– ¿Y el precio de esa ayuda? -se las arregló para preguntar Niall.

– Un porcentaje de las ganancias, Niall -dijo ella con voz severa y seca, y después continuó-: Dentro de unos días abordaremos el Santa María Madre de Cristo, el barco que transporta el tesoro del rey Felipe para la reina de Inglaterra. No quiero que ella vea ni una moneda de oro de ese cargamento.

Niall estaba tan atónito que no pudo decir palabra durante unos minutos. Las emociones más diversas se alzaban y se hundían en él como las de una marea embravecida; sorpresa y admiración por la valentía de su esposa, rabia porque ella los ponía en peligro a todos con su deseo de venganza, pena por no haber estado allí para protegerla de Dudley.
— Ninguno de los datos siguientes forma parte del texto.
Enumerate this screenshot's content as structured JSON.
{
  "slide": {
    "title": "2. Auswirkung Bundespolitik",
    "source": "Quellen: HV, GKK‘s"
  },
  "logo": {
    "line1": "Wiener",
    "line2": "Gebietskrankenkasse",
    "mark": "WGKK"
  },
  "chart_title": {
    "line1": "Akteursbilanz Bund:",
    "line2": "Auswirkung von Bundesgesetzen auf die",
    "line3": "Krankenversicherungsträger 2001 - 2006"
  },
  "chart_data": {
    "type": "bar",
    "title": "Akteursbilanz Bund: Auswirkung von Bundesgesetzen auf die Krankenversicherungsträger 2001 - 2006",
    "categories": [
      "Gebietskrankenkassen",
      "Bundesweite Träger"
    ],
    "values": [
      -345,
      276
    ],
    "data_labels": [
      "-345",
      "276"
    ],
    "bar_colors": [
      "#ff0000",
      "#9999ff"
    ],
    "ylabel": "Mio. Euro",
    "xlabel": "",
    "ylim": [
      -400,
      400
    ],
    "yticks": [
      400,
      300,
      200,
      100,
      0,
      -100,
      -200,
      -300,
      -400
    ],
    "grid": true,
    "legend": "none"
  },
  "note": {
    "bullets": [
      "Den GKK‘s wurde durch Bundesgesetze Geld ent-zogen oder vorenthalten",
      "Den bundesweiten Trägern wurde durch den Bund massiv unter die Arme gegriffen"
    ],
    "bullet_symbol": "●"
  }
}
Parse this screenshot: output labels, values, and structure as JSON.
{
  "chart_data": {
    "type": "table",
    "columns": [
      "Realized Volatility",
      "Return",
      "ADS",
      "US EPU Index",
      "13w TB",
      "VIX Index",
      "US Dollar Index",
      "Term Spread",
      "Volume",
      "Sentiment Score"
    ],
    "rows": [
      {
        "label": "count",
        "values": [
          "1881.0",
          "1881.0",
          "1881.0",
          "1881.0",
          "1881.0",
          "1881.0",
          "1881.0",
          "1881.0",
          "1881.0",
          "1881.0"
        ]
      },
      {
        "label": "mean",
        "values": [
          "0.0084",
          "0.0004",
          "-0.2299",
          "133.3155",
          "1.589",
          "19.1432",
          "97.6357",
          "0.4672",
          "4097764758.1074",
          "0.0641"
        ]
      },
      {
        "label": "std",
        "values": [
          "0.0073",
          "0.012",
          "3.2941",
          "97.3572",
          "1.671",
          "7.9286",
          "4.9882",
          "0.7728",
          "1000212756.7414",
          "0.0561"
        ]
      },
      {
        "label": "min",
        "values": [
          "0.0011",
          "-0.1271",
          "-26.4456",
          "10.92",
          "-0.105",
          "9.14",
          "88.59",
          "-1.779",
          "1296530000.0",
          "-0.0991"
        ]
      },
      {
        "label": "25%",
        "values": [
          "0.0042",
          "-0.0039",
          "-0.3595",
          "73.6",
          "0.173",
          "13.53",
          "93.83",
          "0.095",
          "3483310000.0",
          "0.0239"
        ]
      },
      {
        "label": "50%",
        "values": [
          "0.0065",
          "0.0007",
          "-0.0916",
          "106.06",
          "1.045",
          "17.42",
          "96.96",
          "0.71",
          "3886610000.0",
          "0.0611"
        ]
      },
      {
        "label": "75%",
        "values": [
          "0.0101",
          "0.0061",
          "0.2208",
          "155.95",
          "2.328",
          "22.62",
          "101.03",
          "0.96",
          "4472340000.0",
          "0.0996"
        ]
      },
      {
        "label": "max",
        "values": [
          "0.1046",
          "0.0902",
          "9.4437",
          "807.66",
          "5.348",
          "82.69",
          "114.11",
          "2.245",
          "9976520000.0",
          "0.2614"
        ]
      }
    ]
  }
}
No sabía si besarla o asesinarla.

– No puedes pegarme -dijo ella anticipándose-. Estoy esperando un hijo.

– ¡Por Dios, mujer! -estalló él, y ella empezó a llorar. Entonces Niall rompió a reír-. Eres la hembra más imposible desde que Dios creó el mundo, Skye. Le haces la guerra a Inglaterra y te las arreglas para retener todo lo que posees en ese país. ¿Alguna vez se te ha ocurrido pensar que podrían atraparte?

– No.

– Ah, no. ¿Y por qué no? -Él estaba fascinado.

– No hay nada que nos relacione ni a mí ni a De Marisco ni a los O'Malley con los piratas.

– ¿Estás segura?

– Sí. Mis barcos no llevan bandera. Mi gente se comunican con silbidos y gestos. Las cargas robadas desaparecen rápidamente y hasta pirateé dos de mis barcos el año pasado para que nadie sospechara.

– Pero es obvio que Cecil ha enviado a De Grenville a capturar a los piratas. No puedes morder esa carnada.

– Mi flota zarpa esta noche desde Lundy. Para cuando Dickon y los suyos se encuentren con los españoles, no tendrán nada que custodiar. La carga estará bien guardada en las cuevas de Innishturk. Es mi última aventura contra la reina, Niall, lo juro.

– ¿Y el beso de Adam de Marisco? Supongo que ésa también es la última aventura para él, ¿verdad?

– Se estaba despidiendo -dijo ella con suavidad.

Él la abrazó y le rozó los labios con los suyos.

– ¿Para cuándo esperas el bebé?

– Nuestro hijo nacerá cuando empiece el invierno.

– No quiero más aventuras, señora -dijo él con severidad-. Y quiero tu palabra.

– Tengo que pensarlo -dijo ella con tono travieso.

– Nada de eso. Tu palabra -ordenó él con voz de trueno.

– De acuerdo, milord -murmuró ella con voz dócil, y él la miró, lleno de sospechas. Skye rió-. Voy a hacerme un collar y unos pendientes con las esmeraldas que lleva ese barco. Y después los usaré ante la reina. ¡Ah, cómo voy a disfrutarlo!

Niall volvió a reír.

– ¡Realmente imposible! -dijo, y la besó de nuevo.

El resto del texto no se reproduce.